Trailer A Very Royal Scandal (MagentaTV, 22.11.2024)


Britisch, brillant

A Very Royal Scandalwurde von Jeremy Brock geschrieben und von Julian Jarrold inszeniert. Premiere feierte die Serie im September 2024. In Deutschland ist sie seit Dezember 2024 bei MagentaTV zu sehen. Die Serie zeigt die Macht der Medien und wie wichtig es ist, Themen sexuellen Missbrauchs offen und vor allem sensibel zu behandeln. Die Journalistin Emily Maitlis selbst ist als ausführende Produzentin beteiligt und bringt ihre Perspektive damit direkt ein. Die Serie positioniert sich deutlich ablehnend gegenüber sexuellem Missbrauch und reflektiert auch interessante medienethische Aspekte. Wenn Prinz Andrews juristisch ausgebildete Privatsekretärin Amanda (Joanna Scanlan) fragt, ob denn „eine fehlende Entschuldigung“ das Gleiche sei wie Schuld, oder Emily fast naiv anmerkt „Ich bin Journalistin. Ich stelle doch nur Fragen“, dann zeigen sich hier immer auch komplexe ethische Dimensionen. Diese ambivalenten Noten machen die Qualität der Serie aus.
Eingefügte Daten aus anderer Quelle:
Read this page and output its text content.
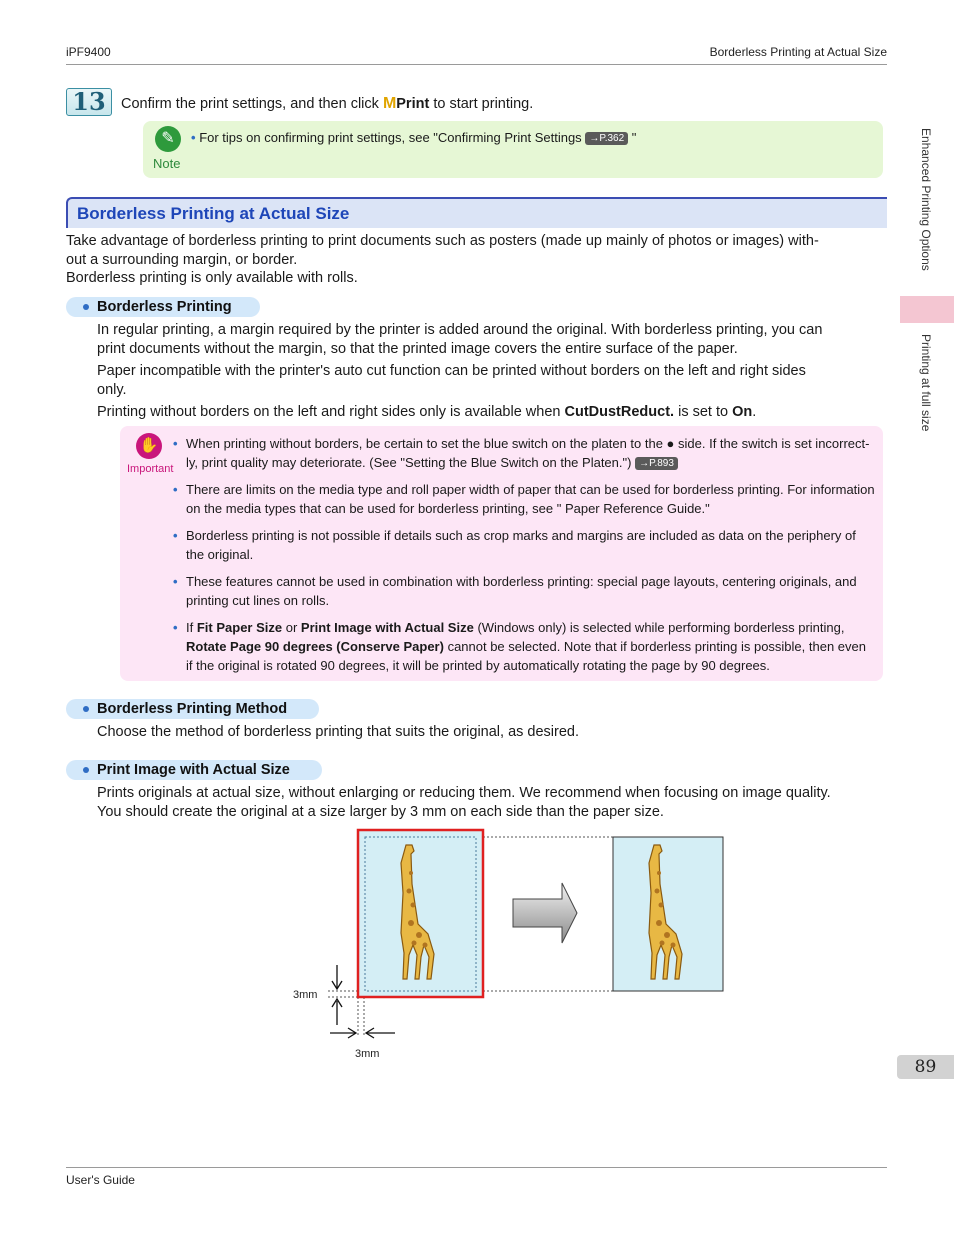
iPF9400	Borderless Printing at Actual Size
13	Confirm the print settings, and then click MPrint to start printing.
✎
Note
• For tips on confirming print settings, see "Confirming Print Settings →P.362 "
Borderless Printing at Actual Size
Take advantage of borderless printing to print documents such as posters (made up mainly of photos or images) with-
out a surrounding margin, or border.
Borderless printing is only available with rolls.
Borderless Printing
In regular printing, a margin required by the printer is added around the original. With borderless printing, you can
print documents without the margin, so that the printed image covers the entire surface of the paper.
Paper incompatible with the printer's auto cut function can be printed without borders on the left and right sides
only.
Printing without borders on the left and right sides only is available when CutDustReduct. is set to On.
✋
Important
• When printing without borders, be certain to set the blue switch on the platen to the ● side. If the switch is set incorrect-
ly, print quality may deteriorate. (See "Setting the Blue Switch on the Platen.") →P.893
• There are limits on the media type and roll paper width of paper that can be used for borderless printing. For information
on the media types that can be used for borderless printing, see " Paper Reference Guide."
• Borderless printing is not possible if details such as crop marks and margins are included as data on the periphery of
the original.
• These features cannot be used in combination with borderless printing: special page layouts, centering originals, and
printing cut lines on rolls.
• If Fit Paper Size or Print Image with Actual Size (Windows only) is selected while performing borderless printing,
Rotate Page 90 degrees (Conserve Paper) cannot be selected. Note that if borderless printing is possible, then even
if the original is rotated 90 degrees, it will be printed by automatically rotating the page by 90 degrees.
Borderless Printing Method
Choose the method of borderless printing that suits the original, as desired.
Print Image with Actual Size
Prints originals at actual size, without enlarging or reducing them. We recommend when focusing on image quality.
You should create the original at a size larger by 3 mm on each side than the paper size.
3mm
3mm
Enhanced Printing Options
Printing at full size
89
User's Guide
Andererseits bleibt A Very Royal Scandal immer an der Seite der Opfer. Sexuelle Ausbeutung minderjähriger Frauen und der Missbrauch durch privilegierte, selbstverliebte und schwerreiche Männer werden ganz klar verurteilt. Prinz Andrew präsentiert sich in einer Mischung aus Weltfremdheit und narzisstischer Hybris – ein Mann, der glaubt, seine Unschuld mit Pizza-Express-Alibis und Schweißabstinenz beweisen zu können. So wird aus einem royalen Skandal das groteske Psychogramm eines Privilegierten, der nicht versteht, dass die Welt sich verändert hat und welche Herausforderung dies für Journalistinnen darstellt, damit umzugehen.
 

 

Freigegeben ab 12 Jahren | ab 20 Uhr
 

 

Die Serie zeigt realitätsnah und faktenbasiert die journalistische Vorbereitung des Teams um Emily Maitlis, die das Interview führte. Außerdem werden die Auswirkungen auf das Leben aller Beteiligten thematisiert. Gearbeitet wird auch mit Rückblenden auf die Ereignisse im Epstein-Umfeld. Die Inszenierung verzichtet jedoch auf drastische Bilder, der Missbrauch wird verbal geschildert, ohne zu explizit zu werden. Das Thema ist stets präsent, wird aber nicht in ängstigender oder desorientierender Weise aufbereitet. Die Serie bezieht eine klare Haltung und stellt sich empathisch an die Seite der Opfer. Sie deckt Missbrauchs- und Manipulationsmechanismen auf, bleibt aber in der Inszenierung eher zurückhaltend. Ab 12-Jährige werden die Geschichte hinreichend distanziert aufnehmen und einordnen können. Ein aufklärerischer Impuls ist der Serie ebenfalls zuzusprechen. Einfühlsam, aber unmissverständlich wird deutlich gemacht: Macht schützt nicht vor Verantwortung, und Ignoranz hat ihre Grenzen.

Über den Autor:

Dr. Uwe Breitenborn ist hauptamtlicher Prüfer bei der Freiwilligen Selbstkontrolle Fernsehen (FSF), Dozent, Autor und Bildungsreferent bei der Medienwerkstatt Potsdam.

Bitte beachten Sie:

Bei den Altersfreigaben handelt es sich nicht um pädagogische Empfehlungen, sondern um die Angabe der Altersstufe, für die ein Medieninhalt nach Einschätzung der Prüferinnen und Prüfer keine entwicklungsbeeinträchtigende Wirkung hat.

Weiterlesen:   Sendezeiten und Altersfreigaben

 

Hinweis:

Pay-TV-Anbieter oder Streamingdienste können eine Jugendschutzsperre aktivieren, die von den Zuschauerinnen und Zuschauern mit der Eingabe einer Jugendschutz-PIN freigeschaltet werden muss. In dem Fall gelten nicht die üblichen Sendezeitbeschränkungen und Schnittauflagen. Weitere Informationen zu Vorschriften und Anforderungen an digitale Vorsperren als Alternative zur Vergabe von Sendezeitbeschränkungen sind im Jugendmedienschutz-Staatsvertrag (§ 5 Abs. 3 Nr. 1; § 9 Abs. 2 JMStV) sowie in der Jugendschutzsatzung der Landesmedienanstalten (§ 2 bis § 5 JSS) zu finden.